Gerhard Magnus wrote:
> I recently had to deal with my ISP about a connectivity problem that
> turned out to be on their end. (The tech referred to linux as lie-nux
> and insisted on doing everything in XP which I fortunately had
> dual-booted.) But in the process of working through this it was
> necessary for me to describe the way I'd set up my LAN here and he
> seemed incredulous. This wouldn't bother me except that I've gotten this
> reaction before from people in the outside world but never an
> explanation. So I'm asking: is there something weird about this
> structure? Is there some "better" or more standard setup?
> The DSL modem Actiontec modem provided by Quest plugs into the phone
> jack. The Actiontec is an older model with only one ethernet plug. Since
> I have four boxes, two of which are dual booting Fedora and XP, I have
> an ethernet cable connecting the modem to the DSL plug of a Linksys
> router. I then have separate cables connecting the four outlets on the
> router to each of the four boxes. (I did all this cabling at a time
> before wireless routing was as available and cheap as it is today.)
> Each of the six operating systems (4 linux and 2 XP) has a static IP
> address and each has a firewall.
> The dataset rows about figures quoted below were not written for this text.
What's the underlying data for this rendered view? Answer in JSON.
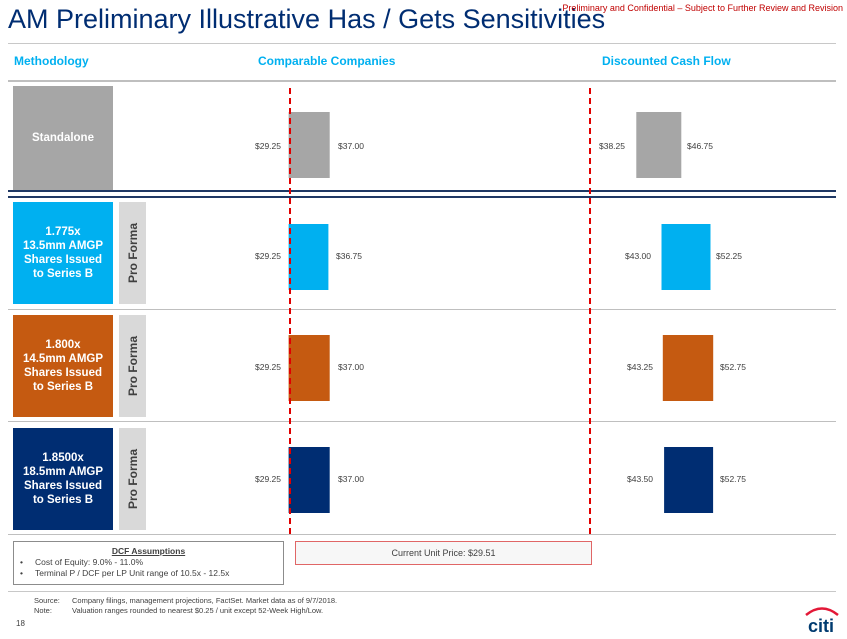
{
  "header": {
    "title": "AM Preliminary Illustrative Has / Gets Sensitivities",
    "confidential": "Preliminary and Confidential – Subject to Further Review and Revision"
  },
  "columns": {
    "methodology": "Methodology",
    "comparable": "Comparable Companies",
    "dcf": "Discounted Cash Flow"
  },
  "rows": [
    {
      "label": "Standalone",
      "pro_forma": "",
      "color": "#a6a6a6",
      "bar_color": "#a6a6a6",
      "comp": {
        "low": "$29.25",
        "high": "$37.00"
      },
      "dcf": {
        "low": "$38.25",
        "high": "$46.75"
      }
    },
    {
      "label": "1.775x\n13.5mm AMGP\nShares Issued\nto Series B",
      "pro_forma": "Pro Forma",
      "color": "#00b0f0",
      "bar_color": "#00b0f0",
      "comp": {
        "low": "$29.25",
        "high": "$36.75"
      },
      "dcf": {
        "low": "$43.00",
        "high": "$52.25"
      }
    },
    {
      "label": "1.800x\n14.5mm AMGP\nShares Issued\nto Series B",
      "pro_forma": "Pro Forma",
      "color": "#c55a11",
      "bar_color": "#c55a11",
      "comp": {
        "low": "$29.25",
        "high": "$37.00"
      },
      "dcf": {
        "low": "$43.25",
        "high": "$52.75"
      }
    },
    {
      "label": "1.8500x\n18.5mm AMGP\nShares Issued\nto Series B",
      "pro_forma": "Pro Forma",
      "color": "#002d72",
      "bar_color": "#002d72",
      "comp": {
        "low": "$29.25",
        "high": "$37.00"
      },
      "dcf": {
        "low": "$43.50",
        "high": "$52.75"
      }
    }
  ],
  "chart_data": [
    {
      "type": "bar",
      "title": "Comparable Companies",
      "categories": [
        "Standalone",
        "1.775x 13.5mm AMGP Shares Issued to Series B",
        "1.800x 14.5mm AMGP Shares Issued to Series B",
        "1.8500x 18.5mm AMGP Shares Issued to Series B"
      ],
      "low": [
        29.25,
        29.25,
        29.25,
        29.25
      ],
      "high": [
        37.0,
        36.75,
        37.0,
        37.0
      ],
      "reference_line": 29.51
    },
    {
      "type": "bar",
      "title": "Discounted Cash Flow",
      "categories": [
        "Standalone",
        "1.775x 13.5mm AMGP Shares Issued to Series B",
        "1.800x 14.5mm AMGP Shares Issued to Series B",
        "1.8500x 18.5mm AMGP Shares Issued to Series B"
      ],
      "low": [
        38.25,
        43.0,
        43.25,
        43.5
      ],
      "high": [
        46.75,
        52.25,
        52.75,
        52.75
      ],
      "reference_line": 29.51
    }
  ],
  "dcf_assumptions": {
    "title": "DCF Assumptions",
    "items": [
      "Cost of Equity: 9.0% - 11.0%",
      "Terminal P / DCF per LP Unit range of 10.5x - 12.5x"
    ]
  },
  "current_price": "Current Unit Price: $29.51",
  "footnotes": [
    {
      "label": "Source:",
      "text": "Company filings, management projections, FactSet. Market data as of 9/7/2018."
    },
    {
      "label": "Note:",
      "text": "Valuation ranges rounded to nearest $0.25 / unit except 52-Week High/Low."
    }
  ],
  "page_number": "18",
  "logo": "citi"
}
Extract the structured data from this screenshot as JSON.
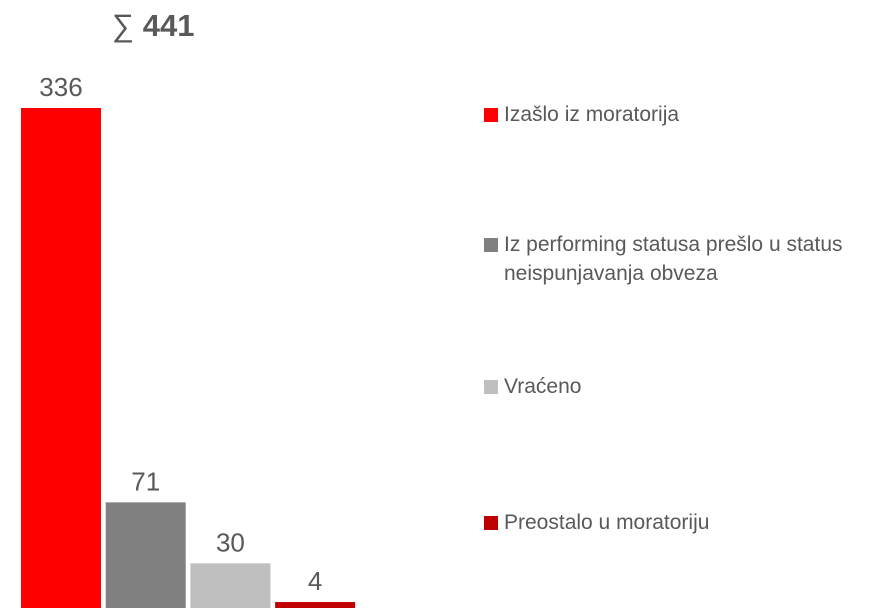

I have NFS running on the linux
> systems. There's another firewall on the router, which is currently
> port-forwarding only ssh and torrent data from the outside world.
> I thought I'd check this out before going further....
Unusual was my first DSL setup, many years ago. My ISP even let you
run servers and provided DNS service if you had your own domain
name. I had a P-75 running as a combination of firewall, web server,
and relaying mail server. It also did NAT.

I would not consider such a setup secure now days, but the risk at
the time was acceptable.


  Do not meddle in the affairs of dragons,
for thou art crunchy and taste good with Ketchup!